Regarding the cities not being able to set up their own systems, that really is a non-issue — they do it all of the time. And besides, one of the beauties of Proposition 19 is that it will still be illegal to sell marijuana within a city’s borders (except under Proposition 215 for medical marijuana) unless that particular city expressly opts into the program. In reality what will happen is that the cities will learn from each other. So if one city tries something that is successful, others will tend to use that system, and the opposite is also true.
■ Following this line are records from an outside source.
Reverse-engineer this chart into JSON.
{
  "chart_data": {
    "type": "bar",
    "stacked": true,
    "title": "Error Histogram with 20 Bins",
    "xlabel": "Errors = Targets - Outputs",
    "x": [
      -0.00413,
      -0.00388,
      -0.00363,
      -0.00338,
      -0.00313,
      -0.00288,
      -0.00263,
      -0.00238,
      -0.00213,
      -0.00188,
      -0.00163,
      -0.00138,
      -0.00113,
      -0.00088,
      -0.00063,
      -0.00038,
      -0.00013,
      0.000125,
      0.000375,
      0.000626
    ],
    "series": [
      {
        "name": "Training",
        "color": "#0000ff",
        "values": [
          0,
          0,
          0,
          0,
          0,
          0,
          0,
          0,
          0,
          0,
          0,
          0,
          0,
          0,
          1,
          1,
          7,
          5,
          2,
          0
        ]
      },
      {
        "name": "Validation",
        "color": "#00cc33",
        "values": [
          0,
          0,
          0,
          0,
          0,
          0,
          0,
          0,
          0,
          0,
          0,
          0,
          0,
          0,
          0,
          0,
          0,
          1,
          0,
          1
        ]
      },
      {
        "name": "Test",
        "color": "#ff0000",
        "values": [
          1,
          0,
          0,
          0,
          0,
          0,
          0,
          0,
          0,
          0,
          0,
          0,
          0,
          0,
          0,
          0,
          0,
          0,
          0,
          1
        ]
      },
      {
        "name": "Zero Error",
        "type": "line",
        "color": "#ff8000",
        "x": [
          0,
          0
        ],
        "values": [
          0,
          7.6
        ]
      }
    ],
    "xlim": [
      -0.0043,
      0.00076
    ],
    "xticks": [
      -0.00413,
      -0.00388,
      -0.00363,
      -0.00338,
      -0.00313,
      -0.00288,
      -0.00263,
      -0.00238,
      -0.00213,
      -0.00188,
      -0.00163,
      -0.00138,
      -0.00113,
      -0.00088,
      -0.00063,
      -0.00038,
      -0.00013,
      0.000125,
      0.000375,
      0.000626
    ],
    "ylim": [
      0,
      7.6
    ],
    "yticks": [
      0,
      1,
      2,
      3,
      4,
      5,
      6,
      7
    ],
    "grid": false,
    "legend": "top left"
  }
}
As to the workplace issues, Proposition 19 expressly states that it would not affect any of the current regulations of the workplace. Employers still can require drug testing as a condition of being hired, and still, just like alcohol, can test employees if they have some cause to believe the employees are impaired in the workplace.

Finally, it is true that people supplying marijuana within Proposition 19 will probably be more organized. That will very likely reduce the price of the marijuana, even after the payment of applicable taxes, which will, in turn, take the market away from both illegal sellers and also some of the medical marijuana dispensaries. That is an understandable reason for people presently operating dispensaries, but it is not a reason for the rest of us to oppose Proposition 19.

On Nov. 2 you can help us repeal the failed policy of marijuana prohibition, and bring our state’s largest cash crop back under the law. This is probably one of the most important elections of my lifetime, and I hope you will further look into and support Proposition 19.